Un sale mec avec une barbe de trois jours et une veste en velours côtelés, il m’a pris ma place. J’allais m’asseoir avec le clan des quarantenaires, le trio des quarantenaires qui font les désirables, j’ai hésité un instant, il est passé sous moi, la petite pute, comme un lézard à qui tu veux faire vivre les pires supplices quand tu es enfant. Il s’est glissé sous mon bras, et s’est assis fier de lui, à deux doigts de se taper une queue sur la blonde, la plus petite du groupe, celle qui parle toujours de sa vie sexuelle à haute voix : C’est pour faire comprendre à tous les usagers qu’elle n’en a pas, qu’elle aimerait qu’on lui fasse ça. Heureusement, j’ai arrêté de l’écouter depuis que je me suis payé un iPod Nano, il y a quelques mois.

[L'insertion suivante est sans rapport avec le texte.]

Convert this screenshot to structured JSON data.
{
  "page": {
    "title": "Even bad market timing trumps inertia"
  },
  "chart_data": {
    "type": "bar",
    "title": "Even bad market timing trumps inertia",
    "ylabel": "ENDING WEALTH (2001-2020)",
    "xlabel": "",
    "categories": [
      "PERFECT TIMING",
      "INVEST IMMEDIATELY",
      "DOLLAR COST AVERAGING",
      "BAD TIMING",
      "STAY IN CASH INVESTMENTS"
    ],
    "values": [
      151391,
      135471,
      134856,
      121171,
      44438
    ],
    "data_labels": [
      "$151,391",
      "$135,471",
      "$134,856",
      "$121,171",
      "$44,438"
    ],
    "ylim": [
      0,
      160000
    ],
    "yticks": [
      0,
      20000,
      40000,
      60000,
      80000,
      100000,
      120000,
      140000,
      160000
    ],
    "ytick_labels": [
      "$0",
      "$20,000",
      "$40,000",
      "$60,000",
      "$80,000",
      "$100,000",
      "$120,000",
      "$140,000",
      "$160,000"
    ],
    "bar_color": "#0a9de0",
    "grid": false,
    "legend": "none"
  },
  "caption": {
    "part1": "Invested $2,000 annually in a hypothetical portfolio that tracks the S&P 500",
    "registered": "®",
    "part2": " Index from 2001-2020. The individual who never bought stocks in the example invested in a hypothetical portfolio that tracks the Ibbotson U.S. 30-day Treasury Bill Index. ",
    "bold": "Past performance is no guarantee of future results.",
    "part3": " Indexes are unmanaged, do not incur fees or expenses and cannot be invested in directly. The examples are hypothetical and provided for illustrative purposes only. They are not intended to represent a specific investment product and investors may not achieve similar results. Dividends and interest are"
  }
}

Constamment sur mes oreilles, je passe mes trajets en train à revivre une rave imaginaire, en ce moment, c’est avec l’album de Dusty Kid.
Quand je suis enfin assis j’envoie un sms à ma fiancée. Je lui dis que je l’aime. La blonde réussit à couvrir le son, et ce qu’elle a fait de ses cuisses ce week-end, je l’apprends quand même. Je les ai déjà vu ensemble sur le marché avec son mari, pas loin de chez moi, un vrai stéréotype, elle la petite blonde, toute menue, et lui, l’ancien rugbyman à mi chemin entre le fantasme gay et le dj de la boite, le club dans lequel on se replie quand tout est blindé, et on s’y fait bien chier. Mais on est suffisamment bourré pour oublier. Ils se tenaient à peine la main, je me suis demandé si c’était son amant. Elle avait un peu honte d’être là. De devoir se farcir le public autour d’elle. La peur d’être reconnu. Quand on habite dans une petite ville picarde, et que l’on va sur le marché, on est comme Laure Manaudou en une de l’Équipe : La peur d’être reconnu, on essaye d’être quelqu’un d’autre, on laisse croire qu’on n’a jamais été là, que l’on n’a jamais promené ce chien.
Ma fiancée insiste pour que je ne la quitte jamais. Je la rassure : Cela n’existe pas dans le vocabulaire que l’on s’est créé. Dans mes sms, je ne mets jamais de points après mes « Je t’aime », ils sont moins oppressants, ils restent toujours ouverts, ils volent dans l’air, pas comme des particules dont on se fout, une poussière que l’on va nettoyer, plus comme une présence réelle, éternelle : C’est pour ça que je ne fais jamais les poussières dans ma chambre. Si vous croyez en Dieu, vous savez de quoi je parle. Il n’y a qu’elle et Dieu qui me donnent l’amour qui est dans l’air. J’ai l’impression d’être André des Poetic Lover quand je parle comme ça. Darlin’, faisons l’amour ce soir.